A young woman named Aomame follows a taxi driver’s enigmatic suggestion and begins to notice puzzling discrepancies in the world around her. She has entered, she realizes, a parallel existence, which she calls 1Q84 —“Q is for ‘question mark.’ A world that bears a question.” Meanwhile, an aspiring writer named Tengo takes on a suspect ghostwriting project.
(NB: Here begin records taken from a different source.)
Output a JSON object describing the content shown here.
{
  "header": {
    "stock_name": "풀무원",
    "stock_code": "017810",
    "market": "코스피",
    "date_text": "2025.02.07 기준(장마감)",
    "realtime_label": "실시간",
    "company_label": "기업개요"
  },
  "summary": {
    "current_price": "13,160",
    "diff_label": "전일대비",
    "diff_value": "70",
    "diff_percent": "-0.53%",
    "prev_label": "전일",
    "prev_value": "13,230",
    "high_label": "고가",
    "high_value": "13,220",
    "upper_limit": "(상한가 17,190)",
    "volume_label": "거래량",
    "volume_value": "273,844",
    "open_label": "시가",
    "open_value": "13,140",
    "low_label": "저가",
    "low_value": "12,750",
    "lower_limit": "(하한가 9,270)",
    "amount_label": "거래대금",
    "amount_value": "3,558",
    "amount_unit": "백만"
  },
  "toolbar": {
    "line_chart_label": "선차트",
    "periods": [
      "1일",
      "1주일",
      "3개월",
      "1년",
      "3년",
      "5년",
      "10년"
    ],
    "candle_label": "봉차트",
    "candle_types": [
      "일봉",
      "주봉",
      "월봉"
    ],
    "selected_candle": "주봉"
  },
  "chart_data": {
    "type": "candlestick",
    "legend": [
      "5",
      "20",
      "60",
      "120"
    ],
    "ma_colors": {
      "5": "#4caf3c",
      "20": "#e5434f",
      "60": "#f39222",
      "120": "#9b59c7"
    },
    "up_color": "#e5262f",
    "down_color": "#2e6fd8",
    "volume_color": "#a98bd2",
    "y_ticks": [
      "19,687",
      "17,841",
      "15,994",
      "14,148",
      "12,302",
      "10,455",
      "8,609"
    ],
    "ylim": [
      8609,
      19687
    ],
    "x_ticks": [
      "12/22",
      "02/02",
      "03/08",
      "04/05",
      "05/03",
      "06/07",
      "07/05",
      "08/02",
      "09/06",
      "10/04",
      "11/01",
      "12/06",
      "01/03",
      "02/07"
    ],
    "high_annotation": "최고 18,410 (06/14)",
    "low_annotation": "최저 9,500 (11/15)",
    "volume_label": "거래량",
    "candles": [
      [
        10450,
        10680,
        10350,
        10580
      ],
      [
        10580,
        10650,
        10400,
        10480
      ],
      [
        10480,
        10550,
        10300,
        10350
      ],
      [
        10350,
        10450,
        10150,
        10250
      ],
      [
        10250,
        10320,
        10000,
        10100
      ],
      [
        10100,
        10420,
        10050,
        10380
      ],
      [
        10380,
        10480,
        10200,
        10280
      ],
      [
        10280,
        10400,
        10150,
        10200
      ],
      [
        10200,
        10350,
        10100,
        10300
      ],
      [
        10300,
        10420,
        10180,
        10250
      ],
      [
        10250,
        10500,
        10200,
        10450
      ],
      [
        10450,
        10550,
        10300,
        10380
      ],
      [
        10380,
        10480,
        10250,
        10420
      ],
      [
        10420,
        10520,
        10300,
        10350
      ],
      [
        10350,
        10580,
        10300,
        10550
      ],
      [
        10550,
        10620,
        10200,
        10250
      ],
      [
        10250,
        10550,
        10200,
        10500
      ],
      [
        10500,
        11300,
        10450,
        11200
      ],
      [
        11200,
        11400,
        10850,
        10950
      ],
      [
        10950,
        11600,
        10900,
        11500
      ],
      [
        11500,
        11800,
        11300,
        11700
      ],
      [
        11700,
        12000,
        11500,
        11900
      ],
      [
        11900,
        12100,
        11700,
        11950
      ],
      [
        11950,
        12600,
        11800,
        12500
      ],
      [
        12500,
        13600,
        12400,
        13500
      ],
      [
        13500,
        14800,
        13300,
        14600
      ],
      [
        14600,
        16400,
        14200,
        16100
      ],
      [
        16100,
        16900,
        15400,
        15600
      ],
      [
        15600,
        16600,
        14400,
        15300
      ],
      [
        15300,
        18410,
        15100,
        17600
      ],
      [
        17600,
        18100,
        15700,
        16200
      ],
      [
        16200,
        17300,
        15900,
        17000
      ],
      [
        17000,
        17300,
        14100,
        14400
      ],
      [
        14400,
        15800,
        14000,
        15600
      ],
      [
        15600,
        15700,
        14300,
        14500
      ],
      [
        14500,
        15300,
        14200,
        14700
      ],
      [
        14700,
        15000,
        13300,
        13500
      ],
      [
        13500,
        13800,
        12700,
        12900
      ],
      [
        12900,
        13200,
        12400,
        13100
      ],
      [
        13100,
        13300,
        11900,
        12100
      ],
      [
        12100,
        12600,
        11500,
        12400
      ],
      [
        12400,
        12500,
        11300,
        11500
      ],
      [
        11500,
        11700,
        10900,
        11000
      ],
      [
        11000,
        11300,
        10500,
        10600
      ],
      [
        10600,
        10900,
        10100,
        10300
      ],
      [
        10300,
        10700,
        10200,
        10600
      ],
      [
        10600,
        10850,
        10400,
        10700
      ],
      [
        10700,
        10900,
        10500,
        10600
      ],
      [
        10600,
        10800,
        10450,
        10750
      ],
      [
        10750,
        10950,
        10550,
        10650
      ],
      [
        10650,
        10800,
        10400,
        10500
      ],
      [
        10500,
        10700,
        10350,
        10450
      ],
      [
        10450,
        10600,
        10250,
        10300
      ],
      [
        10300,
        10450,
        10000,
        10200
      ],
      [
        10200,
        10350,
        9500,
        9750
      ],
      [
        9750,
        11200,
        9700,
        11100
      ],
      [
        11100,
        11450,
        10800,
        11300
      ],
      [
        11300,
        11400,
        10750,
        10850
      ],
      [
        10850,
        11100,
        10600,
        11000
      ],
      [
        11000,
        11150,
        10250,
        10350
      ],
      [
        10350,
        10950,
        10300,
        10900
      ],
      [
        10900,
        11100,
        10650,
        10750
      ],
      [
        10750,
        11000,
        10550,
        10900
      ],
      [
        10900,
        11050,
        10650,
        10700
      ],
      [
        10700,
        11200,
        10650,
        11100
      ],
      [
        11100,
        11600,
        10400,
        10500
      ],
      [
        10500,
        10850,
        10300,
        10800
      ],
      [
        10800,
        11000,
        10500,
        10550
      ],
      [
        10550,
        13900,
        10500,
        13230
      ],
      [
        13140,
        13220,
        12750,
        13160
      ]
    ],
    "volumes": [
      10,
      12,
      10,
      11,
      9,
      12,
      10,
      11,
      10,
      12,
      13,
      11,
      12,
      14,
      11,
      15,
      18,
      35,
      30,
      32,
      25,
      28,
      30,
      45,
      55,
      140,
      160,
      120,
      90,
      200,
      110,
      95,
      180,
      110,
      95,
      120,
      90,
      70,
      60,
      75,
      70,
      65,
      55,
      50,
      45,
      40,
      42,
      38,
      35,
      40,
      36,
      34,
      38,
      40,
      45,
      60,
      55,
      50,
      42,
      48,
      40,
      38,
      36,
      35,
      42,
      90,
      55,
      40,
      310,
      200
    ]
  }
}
He becomes so wrapped up with the work and its unusual author that, soon, his previously placid life begins to come unraveled.

As Aomame’s and Tengo’s narratives converge over the course of this single year, we learn of the profound and tangled connections that bind them ever closer: a beautiful, dyslexic teenage girl with a unique vision; a mysterious religious cult that instigated a shoot-out with the metropolitan police; a reclusive, wealthy dowager who runs a shelter for abused women; a hideously ugly private investigator; a mild-mannered yet ruthlessly efficient bodyguard; and a peculiarly insistent television-fee collector.

A love story, a mystery, a fantasy, a novel of self-discovery, a dystopia to rival George Orwell’s — 1Q84 is Haruki Murakami’s most ambitious undertaking yet: an instant best seller in his native Japan, and a tremendous feat of imagination from one of our most revered contemporary writers. 

I’ve really dropped the ball on posting; as a result, I’ve fallen very behind on book reviews. Of all the books I’ve read this year though, this one has affected me the most. A whooping 1,157 pages (a compiled trilogy) – I finished this one in two weeks. This is the first Murakami book I’ve read and it made me an instant fan. I absolutely fell in love with the characters and this story. Best described as magical realism, I was afraid it would feel disjointed and make little sense, but this was not the case at all. The story was easy to follow despite it being unusual. It’s hard to even explain, but this story is definitely one that will stay with me for a long time. I can’t even imagine how beautiful this must be to read in the native language it was written. I’ve already picked up a couple other Murakami books – The wine-up bird chronicle and Kafka on the Shore – and plan to pick up most if not all of his other books.